Twenty-two years later, Sam is pulled back to her hometown of Carney, New York, under the shadows of the grim tragedy she’s never forgotten or forgiven. Authorities mishandled the evidence, false rumours were seeded about her family, suspects yielded nothing, and the case went cold. Not anymore. Investigator Travis Meacham has been assigned to the case, and he has news for Sam: a prison inmate has come forward with a shocking admission. Sam’s baby sister, presumed dead in the fire, made it out of the house that night.

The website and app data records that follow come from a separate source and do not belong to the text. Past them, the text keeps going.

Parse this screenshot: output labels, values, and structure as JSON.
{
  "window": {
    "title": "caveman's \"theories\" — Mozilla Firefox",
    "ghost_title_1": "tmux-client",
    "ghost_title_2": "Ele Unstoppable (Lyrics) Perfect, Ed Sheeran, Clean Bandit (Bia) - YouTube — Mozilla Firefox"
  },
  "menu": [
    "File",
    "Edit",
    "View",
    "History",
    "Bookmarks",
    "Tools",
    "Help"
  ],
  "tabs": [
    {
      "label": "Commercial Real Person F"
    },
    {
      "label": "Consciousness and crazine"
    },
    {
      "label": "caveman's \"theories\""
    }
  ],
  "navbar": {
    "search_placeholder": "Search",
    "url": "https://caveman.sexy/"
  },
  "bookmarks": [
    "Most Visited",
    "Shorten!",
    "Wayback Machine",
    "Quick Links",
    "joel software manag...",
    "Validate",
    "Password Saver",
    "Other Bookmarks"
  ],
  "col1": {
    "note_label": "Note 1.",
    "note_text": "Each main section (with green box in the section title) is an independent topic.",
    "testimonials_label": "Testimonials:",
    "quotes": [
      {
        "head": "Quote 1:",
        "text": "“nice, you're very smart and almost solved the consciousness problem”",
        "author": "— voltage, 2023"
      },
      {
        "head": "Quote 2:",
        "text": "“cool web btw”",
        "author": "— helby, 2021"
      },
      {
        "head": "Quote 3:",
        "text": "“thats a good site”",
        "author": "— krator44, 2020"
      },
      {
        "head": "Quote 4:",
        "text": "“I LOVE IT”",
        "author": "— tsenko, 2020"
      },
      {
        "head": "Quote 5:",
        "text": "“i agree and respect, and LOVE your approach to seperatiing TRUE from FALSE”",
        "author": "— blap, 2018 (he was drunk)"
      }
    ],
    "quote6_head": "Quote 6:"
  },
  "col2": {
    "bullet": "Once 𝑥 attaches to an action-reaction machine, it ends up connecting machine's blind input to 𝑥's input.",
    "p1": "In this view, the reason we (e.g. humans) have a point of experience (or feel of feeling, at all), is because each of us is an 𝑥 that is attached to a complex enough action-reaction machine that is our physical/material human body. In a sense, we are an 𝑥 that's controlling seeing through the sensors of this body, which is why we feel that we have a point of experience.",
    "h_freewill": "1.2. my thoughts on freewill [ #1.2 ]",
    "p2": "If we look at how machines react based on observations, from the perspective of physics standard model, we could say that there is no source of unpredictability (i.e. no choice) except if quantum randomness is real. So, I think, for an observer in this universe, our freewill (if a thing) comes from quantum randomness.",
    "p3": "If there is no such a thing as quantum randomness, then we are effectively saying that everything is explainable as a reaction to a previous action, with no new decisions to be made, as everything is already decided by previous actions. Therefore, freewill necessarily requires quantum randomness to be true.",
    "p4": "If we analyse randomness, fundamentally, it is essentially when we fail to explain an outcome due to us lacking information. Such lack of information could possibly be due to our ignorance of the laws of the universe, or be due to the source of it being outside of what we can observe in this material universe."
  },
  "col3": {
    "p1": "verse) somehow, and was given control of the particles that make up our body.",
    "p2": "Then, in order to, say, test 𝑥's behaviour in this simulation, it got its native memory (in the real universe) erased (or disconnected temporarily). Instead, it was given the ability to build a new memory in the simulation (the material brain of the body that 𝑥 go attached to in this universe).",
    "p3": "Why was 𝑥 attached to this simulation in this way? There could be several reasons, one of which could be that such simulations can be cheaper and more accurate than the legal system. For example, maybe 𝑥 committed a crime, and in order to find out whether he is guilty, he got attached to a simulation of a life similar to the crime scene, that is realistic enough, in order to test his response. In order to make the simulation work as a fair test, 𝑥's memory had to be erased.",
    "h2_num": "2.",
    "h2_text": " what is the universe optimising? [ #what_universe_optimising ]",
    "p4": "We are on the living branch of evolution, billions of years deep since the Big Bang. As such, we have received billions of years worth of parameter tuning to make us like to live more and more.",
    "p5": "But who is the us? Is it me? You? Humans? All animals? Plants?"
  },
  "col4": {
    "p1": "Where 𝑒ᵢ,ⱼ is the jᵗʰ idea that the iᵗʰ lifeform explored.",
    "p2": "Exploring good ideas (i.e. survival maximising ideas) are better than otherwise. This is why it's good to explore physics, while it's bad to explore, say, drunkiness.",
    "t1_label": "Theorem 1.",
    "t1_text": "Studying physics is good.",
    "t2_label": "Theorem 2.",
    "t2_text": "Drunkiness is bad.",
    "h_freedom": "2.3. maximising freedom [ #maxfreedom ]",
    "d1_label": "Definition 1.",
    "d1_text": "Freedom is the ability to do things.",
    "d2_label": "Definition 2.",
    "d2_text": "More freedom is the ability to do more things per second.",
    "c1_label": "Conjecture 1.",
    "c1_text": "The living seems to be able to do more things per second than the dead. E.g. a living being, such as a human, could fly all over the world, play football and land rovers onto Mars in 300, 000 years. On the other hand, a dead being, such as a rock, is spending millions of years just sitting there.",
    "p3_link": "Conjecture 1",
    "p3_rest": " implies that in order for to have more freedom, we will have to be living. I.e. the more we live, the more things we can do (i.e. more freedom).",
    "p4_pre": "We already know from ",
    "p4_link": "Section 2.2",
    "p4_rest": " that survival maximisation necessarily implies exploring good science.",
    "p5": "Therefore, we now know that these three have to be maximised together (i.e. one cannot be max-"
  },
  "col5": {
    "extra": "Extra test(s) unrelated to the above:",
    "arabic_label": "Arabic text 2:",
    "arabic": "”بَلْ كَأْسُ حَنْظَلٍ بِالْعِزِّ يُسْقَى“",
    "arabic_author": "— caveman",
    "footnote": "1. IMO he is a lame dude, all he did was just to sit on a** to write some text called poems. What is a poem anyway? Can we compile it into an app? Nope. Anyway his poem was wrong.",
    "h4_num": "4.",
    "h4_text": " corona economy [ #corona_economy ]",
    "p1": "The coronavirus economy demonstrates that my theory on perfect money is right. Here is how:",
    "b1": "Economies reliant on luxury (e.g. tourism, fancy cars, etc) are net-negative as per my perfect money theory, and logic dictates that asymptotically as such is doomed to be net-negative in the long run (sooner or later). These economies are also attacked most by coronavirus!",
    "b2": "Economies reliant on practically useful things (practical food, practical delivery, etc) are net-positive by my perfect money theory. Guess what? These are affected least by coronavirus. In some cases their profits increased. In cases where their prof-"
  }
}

It’s not the only reveal that upends everything Sam thinks she knows about the crime and her family. But Carney protects its secrets. And this time, Sam might not be able to escape the town alive.
🧩 Plots 🧩
Riveting
Engaging
Enjoyable
Uneven
Boring
🎭 Characters 🎭
Alive
Developed
Okay
Inconsistent
Soulless
🚨 Crime/Thriller/Mystery 🚨
Mind-blowing
Intense
Tense
Meh
Yawn
🧠 Final Thoughts 🧠
Out of the Ashes is a deeply emotional journey through truth, lies, and the nightmares of having both fractured beyond recognition. Sam Newsom is a complex character, our first-person viewpoint recounting her laywoman investigation into the death of her family twenty-two years after the fact. She’s real, engaging, and completely alive. It’s through her human and therefore imperfect recollection that the reader is absorbed in Kara Thomas’s gritty mystery.

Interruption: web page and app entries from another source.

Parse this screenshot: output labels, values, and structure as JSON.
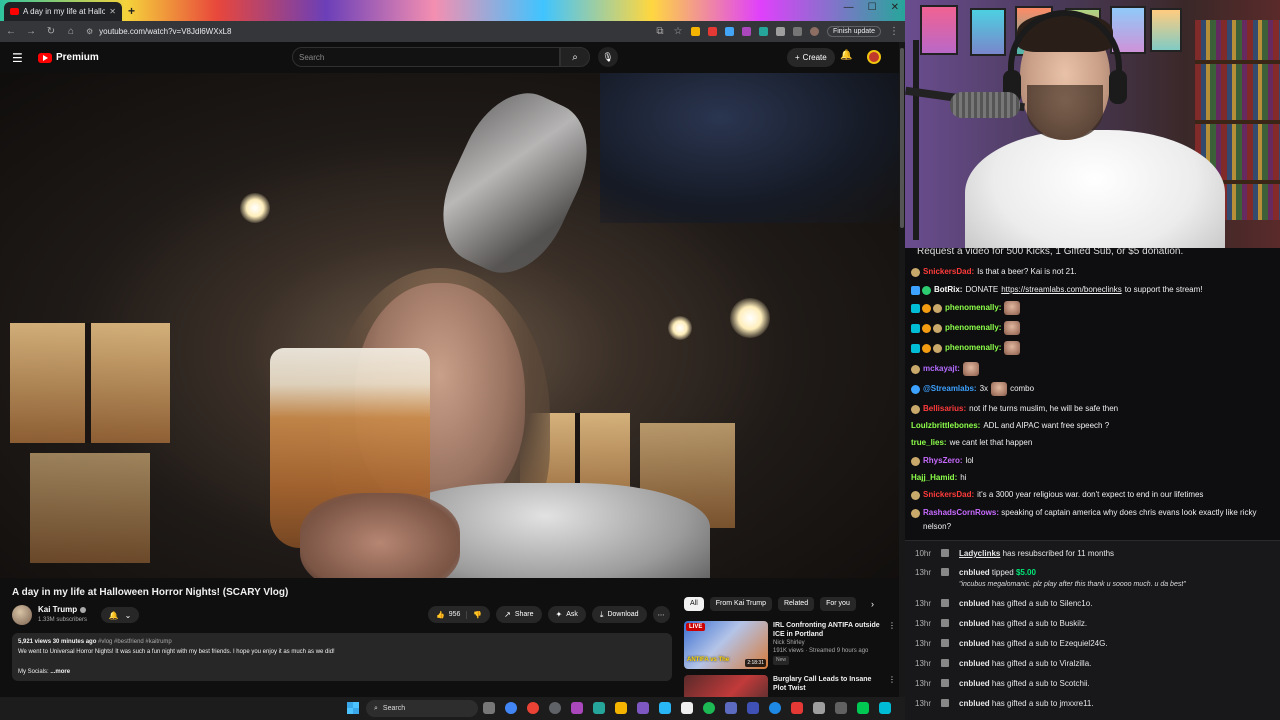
{
  "browser": {
    "tab_title": "A day in my life at Halloween H",
    "new_tab": "+",
    "url": "youtube.com/watch?v=V8Jdl6WXxL8",
    "finish_update": "Finish update"
  },
  "youtube": {
    "brand": "Premium",
    "search_placeholder": "Search",
    "create_label": "Create",
    "video": {
      "title": "A day in my life at Halloween Horror Nights! (SCARY Vlog)",
      "channel": "Kai Trump",
      "subscribers": "1.33M subscribers",
      "likes": "956",
      "share": "Share",
      "ask": "Ask",
      "download": "Download",
      "views_time": "5,921 views  30 minutes ago",
      "tags": "#vlog #bestfriend #kaitrump",
      "description": "We went to Universal Horror Nights! It was such a fun night with my best friends. I hope you enjoy it as much as we did!",
      "socials": "My Socials:",
      "more": "...more"
    },
    "chips": [
      "All",
      "From Kai Trump",
      "Related",
      "For you"
    ],
    "recommendations": [
      {
        "live": "LIVE",
        "thumb_text": "ANTIFA vs The",
        "duration": "2:18:31",
        "title": "IRL Confronting ANTIFA outside ICE in Portland",
        "channel": "Nick Shirley",
        "meta": "191K views · Streamed 9 hours ago",
        "badge": "New"
      },
      {
        "title": "Burglary Call Leads to Insane Plot Twist"
      }
    ]
  },
  "stream": {
    "banner": "Request a video for 500 Kicks, 1 Gifted Sub, or $5 donation.",
    "chat": [
      {
        "user": "SnickersDad:",
        "color": "#ff3b3b",
        "text": "Is that a beer? Kai is not 21."
      },
      {
        "user": "BotRix:",
        "color": "#ffffff",
        "text": "DONATE",
        "link": "https://streamlabs.com/boneclinks",
        "tail": "to support the stream!"
      },
      {
        "user": "phenomenally:",
        "color": "#8dff4a",
        "text": ""
      },
      {
        "user": "phenomenally:",
        "color": "#8dff4a",
        "text": ""
      },
      {
        "user": "phenomenally:",
        "color": "#8dff4a",
        "text": ""
      },
      {
        "user": "mckayajt:",
        "color": "#b36bff",
        "text": ""
      },
      {
        "user": "@Streamlabs:",
        "color": "#3da1ff",
        "text": "3x",
        "tail": "combo"
      },
      {
        "user": "Bellisarius:",
        "color": "#ff3b3b",
        "text": "not if he turns muslim, he will be safe then"
      },
      {
        "user": "Loulzbrittlebones:",
        "color": "#8dff4a",
        "text": "ADL and AIPAC want free speech ?"
      },
      {
        "user": "true_lies:",
        "color": "#8dff4a",
        "text": "we cant let that happen"
      },
      {
        "user": "RhysZero:",
        "color": "#c86bff",
        "text": "lol"
      },
      {
        "user": "Hajj_Hamid:",
        "color": "#8dff4a",
        "text": "hi"
      },
      {
        "user": "SnickersDad:",
        "color": "#ff3b3b",
        "text": "it's a 3000 year religious war. don't expect to end in our lifetimes"
      },
      {
        "user": "RashadsCornRows:",
        "color": "#c86bff",
        "text": "speaking of captain america why does chris evans look exactly like ricky nelson?"
      }
    ],
    "events": [
      {
        "time": "10hr",
        "name": "Ladyclinks",
        "text": "has resubscribed for 11 months"
      },
      {
        "time": "13hr",
        "name": "cnblued",
        "text": "tipped",
        "amount": "$5.00",
        "quote": "\"incubus megalomanic. plz play after this thank u soooo much. u da best\""
      },
      {
        "time": "13hr",
        "name": "cnblued",
        "text": "has gifted a sub to Silenc1o."
      },
      {
        "time": "13hr",
        "name": "cnblued",
        "text": "has gifted a sub to Buskilz."
      },
      {
        "time": "13hr",
        "name": "cnblued",
        "text": "has gifted a sub to Ezequiel24G."
      },
      {
        "time": "13hr",
        "name": "cnblued",
        "text": "has gifted a sub to Viralzilla."
      },
      {
        "time": "13hr",
        "name": "cnblued",
        "text": "has gifted a sub to Scotchii."
      },
      {
        "time": "13hr",
        "name": "cnblued",
        "text": "has gifted a sub to jmxxre11."
      }
    ]
  },
  "taskbar": {
    "search": "Search"
  },
  "colors": {
    "youtube_red": "#ff0000",
    "yt_bg": "#0f0f0f",
    "chat_bg": "#0e0e10",
    "tip_green": "#00e676"
  }
}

The blurb does give the distinct impression that Out of the Ashes will have a buddy-cop type feel with its focus on Travis Meacham, but, sadly, aside from being a catalyst, his role quickly diminishes. A well-fleshed cast with well-fleshed histories, however, make up the difference, becoming either roadblocks or walls for Sam to find her way over…or through.
A lack of action and an anti-climactic finale might polarise some, but Out of the Ashes very definitively lets us know that this is Sam’s path, and, that, thankfully, at least emotionally, gets the attention and resolution it deserves.